Preparation of MIL-88B(Fe ,Co1−) catalysts and their application in one-step liquid-phase methanol oxidation to methyl formate using H2O2

The selective oxidation of methanol to methyl formate is one of the most attractive processes to obtain value-added methanol-downstream products. The development of highly efficient and stable catalysts is critical for this transformation. In this study, a series of MIL-88B(Fex,Co1–x) bimetallic catalysts with different Fe/Co molar ratios were prepared through a one-pot hydrothermal method. X-ray diffraction, scanning electron microscopy, high-resolution transmission electron microscopy, energy dispersive spectroscopy, Fourier transform infrared spectroscopy, X-ray photoelectron spectroscopy, N2 adsorption-desorption, and inductively coupled plasma-mass spectrometry characterization were performed to elucidate the structure of the catalysts. The activity of the catalysts were assessed in the one-step oxidation of methanol to methyl formate with H2O2 in a liquid-phase batch reactor. The results show that the MIL-88B(Fex,Co1–x) catalysts exhibit uniform needle-like morphologies with an average length and width of 400–600 nm and 100–150 nm, respectively.
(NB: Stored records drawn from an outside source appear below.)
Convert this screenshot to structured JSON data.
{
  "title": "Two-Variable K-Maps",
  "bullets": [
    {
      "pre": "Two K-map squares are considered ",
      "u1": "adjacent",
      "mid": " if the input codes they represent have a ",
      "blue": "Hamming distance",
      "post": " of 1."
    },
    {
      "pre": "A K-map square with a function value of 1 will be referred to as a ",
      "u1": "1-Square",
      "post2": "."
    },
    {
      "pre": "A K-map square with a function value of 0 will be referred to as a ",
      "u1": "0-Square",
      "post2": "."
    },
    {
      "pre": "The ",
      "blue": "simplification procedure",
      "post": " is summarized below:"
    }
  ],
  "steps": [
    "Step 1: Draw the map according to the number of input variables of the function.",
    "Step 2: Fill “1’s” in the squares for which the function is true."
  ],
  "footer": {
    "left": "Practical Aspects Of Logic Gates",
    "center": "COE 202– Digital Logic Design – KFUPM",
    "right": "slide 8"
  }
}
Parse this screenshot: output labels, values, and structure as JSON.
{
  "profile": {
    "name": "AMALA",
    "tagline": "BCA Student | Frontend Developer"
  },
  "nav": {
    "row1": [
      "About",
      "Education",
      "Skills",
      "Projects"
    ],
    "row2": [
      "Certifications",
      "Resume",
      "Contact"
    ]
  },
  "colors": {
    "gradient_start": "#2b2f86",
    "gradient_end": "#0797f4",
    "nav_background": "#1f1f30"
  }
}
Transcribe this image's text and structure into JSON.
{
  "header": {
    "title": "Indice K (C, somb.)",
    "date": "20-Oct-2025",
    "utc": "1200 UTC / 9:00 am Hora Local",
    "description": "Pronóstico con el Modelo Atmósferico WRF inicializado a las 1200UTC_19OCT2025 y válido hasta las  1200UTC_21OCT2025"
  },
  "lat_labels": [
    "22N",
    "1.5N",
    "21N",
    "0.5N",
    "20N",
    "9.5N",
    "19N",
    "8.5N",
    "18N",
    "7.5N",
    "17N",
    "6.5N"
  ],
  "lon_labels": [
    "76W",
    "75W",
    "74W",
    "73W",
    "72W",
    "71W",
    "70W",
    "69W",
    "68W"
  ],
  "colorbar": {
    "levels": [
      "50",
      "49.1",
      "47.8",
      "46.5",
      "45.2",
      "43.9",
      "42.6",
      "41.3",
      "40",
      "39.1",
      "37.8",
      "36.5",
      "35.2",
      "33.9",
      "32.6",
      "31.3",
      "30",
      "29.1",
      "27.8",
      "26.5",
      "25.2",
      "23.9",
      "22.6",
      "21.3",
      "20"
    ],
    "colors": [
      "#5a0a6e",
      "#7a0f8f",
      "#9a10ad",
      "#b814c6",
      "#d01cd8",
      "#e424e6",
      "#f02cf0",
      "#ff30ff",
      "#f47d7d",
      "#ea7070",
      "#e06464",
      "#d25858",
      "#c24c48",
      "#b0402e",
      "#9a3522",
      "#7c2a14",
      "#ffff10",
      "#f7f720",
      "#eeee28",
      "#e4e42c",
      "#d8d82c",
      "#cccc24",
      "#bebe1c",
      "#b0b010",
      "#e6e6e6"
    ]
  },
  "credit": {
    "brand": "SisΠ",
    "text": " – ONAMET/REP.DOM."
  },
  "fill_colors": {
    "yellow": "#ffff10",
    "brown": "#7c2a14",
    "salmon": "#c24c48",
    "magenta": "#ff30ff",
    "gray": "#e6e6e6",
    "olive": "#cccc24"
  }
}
Co2+ is incorporated into the framework by partially replacing Fe3+ in MIL-88B. Moreover, the catalyst efficiently promoted the conversion of methanol to methyl formate. When MIL-88B(Fe0.7,Co0.3) catalyst was used with a molar ratio of H2O2 to methanol of 0.5 at 80 °C for 60 min, 34.8% methanol conversion was achieved, and the selectivity toward methyl formate was 67.6%. The catalysts also showed great stability with a steady conversion and selectivity even after four cycles. The preliminary oxidation mechanism was also studied. It was determined that H2O2 is first adsorbed on the Fe3+ sites and subsequently activates these sites. Methanol is adsorbed by the O atoms of the framework through hydrogen bonding and is gradually oxidized to formic acid. Subsequently, formic acid reacts with the residual methanol at the Fe3+ and Co2+ Lewis acid sites to form methyl formate.